I can't do anything. I don't mean that I have no talent; actually, I think I've got a lot of that. But there's so little drive. No motivation.

What's worse is that, when I was younger and hated something that I perceived to be wrong, I would get very angry about it and think about how I could fix it. Sometimes I'd try to fix it. There wasn't a lot of success, but at least I tried. Now, not only do I not try, I don't even get angry. I can't even force myself to scream anymore.

My parents' jukebox, smelling of cigarette smoke, now sits in my basement. A repairman is coming tomorrow, though the problem has fixed itself. Still, I want him to come to tune-up the machine, and more importantly, come up with a way of playing an iPod through it.

As long as this house call doesn't cost too much money, that is. Since I'm not bringing in anything, it's pathetic for me to spend a lot of money.

I really, really, really hate that I'm nearly 40. I know that most people my age haven't accomplished that much more than me - my z-score is likely between -1 and +1, and probably a positive number - but I find ways to let my situation get me down anyway.

I'm genuinely tired of bringing myself down. What other people my age have accomplished should not affect my emotions, as it has no effect on what I can still make of this life. Steve Carlson's very successful and is married with kids. He has everything I want, but lack. And he was the world's biggest asshole to me. My childhood was scarred because of him. I never stood up for myself. Why didn't I? Why didn't I get help?

Would things have been different if my older brother wasn't autistic? If my father wasn't wrestling with his own alcoholism? If my mother was offering guidance and instilling self-confidence, instead of sheltering me so?

Man, I'm so tired of the nostalgia. I remember so many moments from my youth, moments that no one remembers. And they don't remember them because they're not important. They happened a very long time ago, and they have since moved on and are living the current lives to the fullest. They are in the moment.

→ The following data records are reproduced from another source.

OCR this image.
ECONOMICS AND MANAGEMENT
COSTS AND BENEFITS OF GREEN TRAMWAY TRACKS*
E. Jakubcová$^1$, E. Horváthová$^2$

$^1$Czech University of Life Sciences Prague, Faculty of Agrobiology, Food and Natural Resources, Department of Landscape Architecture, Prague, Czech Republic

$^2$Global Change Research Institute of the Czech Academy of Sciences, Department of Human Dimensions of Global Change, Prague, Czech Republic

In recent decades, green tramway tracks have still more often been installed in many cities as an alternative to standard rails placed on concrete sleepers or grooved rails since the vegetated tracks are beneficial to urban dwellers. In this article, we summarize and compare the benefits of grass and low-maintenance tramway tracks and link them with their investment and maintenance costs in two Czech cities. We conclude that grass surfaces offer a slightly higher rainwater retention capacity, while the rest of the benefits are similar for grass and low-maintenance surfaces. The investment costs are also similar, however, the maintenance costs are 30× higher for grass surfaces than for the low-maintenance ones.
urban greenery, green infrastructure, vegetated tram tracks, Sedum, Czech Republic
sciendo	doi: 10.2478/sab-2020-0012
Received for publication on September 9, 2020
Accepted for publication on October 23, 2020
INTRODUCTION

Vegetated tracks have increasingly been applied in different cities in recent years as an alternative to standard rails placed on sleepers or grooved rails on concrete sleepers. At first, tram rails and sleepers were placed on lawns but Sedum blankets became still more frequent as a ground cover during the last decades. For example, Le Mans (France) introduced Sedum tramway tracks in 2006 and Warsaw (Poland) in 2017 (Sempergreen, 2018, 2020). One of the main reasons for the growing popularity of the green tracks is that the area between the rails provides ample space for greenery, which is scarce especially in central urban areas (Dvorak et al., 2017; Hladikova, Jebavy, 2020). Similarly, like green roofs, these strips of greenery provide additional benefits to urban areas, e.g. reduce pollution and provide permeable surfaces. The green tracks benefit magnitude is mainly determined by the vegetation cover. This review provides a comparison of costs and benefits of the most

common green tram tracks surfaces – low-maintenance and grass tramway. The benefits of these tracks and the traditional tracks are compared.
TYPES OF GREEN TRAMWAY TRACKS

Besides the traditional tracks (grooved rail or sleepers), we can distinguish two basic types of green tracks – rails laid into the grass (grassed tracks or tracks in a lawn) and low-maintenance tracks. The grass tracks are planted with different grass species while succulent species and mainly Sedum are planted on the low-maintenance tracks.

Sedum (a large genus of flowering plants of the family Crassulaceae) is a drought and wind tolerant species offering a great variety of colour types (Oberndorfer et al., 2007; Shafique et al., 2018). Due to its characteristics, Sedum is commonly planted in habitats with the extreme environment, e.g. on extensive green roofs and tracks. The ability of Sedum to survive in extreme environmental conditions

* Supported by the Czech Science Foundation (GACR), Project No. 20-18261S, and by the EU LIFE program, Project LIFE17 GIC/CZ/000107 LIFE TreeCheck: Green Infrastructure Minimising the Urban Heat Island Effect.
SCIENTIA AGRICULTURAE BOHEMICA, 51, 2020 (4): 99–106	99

I've recently heard that those in the moment are happiest. I guess this is true for me, on the rare occasions when I'm involved in a task. Like the development of my band's website: http://tedfromaccounting.org. It was not a good site at first, but Paulito got it going and had little time to maintain it. I worked very hard to get it respectable, and I'm actually proud of the way it looks.

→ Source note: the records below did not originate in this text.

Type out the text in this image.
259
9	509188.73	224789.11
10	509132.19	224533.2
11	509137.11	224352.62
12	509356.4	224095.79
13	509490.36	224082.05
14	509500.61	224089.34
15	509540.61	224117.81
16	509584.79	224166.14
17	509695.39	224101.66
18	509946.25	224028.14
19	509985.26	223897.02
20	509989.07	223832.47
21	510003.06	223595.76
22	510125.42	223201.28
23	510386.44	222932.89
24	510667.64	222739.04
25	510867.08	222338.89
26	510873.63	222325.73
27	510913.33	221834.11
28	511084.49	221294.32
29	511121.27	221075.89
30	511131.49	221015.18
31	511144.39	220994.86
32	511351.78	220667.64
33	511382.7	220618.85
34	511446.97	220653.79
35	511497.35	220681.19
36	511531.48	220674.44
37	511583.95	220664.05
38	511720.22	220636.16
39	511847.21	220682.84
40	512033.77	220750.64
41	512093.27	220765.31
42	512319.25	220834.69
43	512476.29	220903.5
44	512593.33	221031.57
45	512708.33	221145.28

As long as I'm happy in my work, it will be a good life. And once I get motivated, I'll start trying to determine how to be happy in my work. As much as I like interacting with people, I don't do well with them at times and should probably have a quieter profession. My social skills lack. Even my "Discover What You're Best At" book agreed, marking me extremely high on half of the attributes but below average socially. Heck, I can't even look people in the eyes most of the time. It's not natural; I have to constantly force myself to do it.

Being an actuary won't necessarily make me happy, but accomplishing the goal of becoming one will. Being able to provide for my wife and hopeful child will make me very happy. The only person bringing me down is me. If it wasn't Steve Carlson, it would be somebody else to act as the symbol of my own insecurities and self-abuse.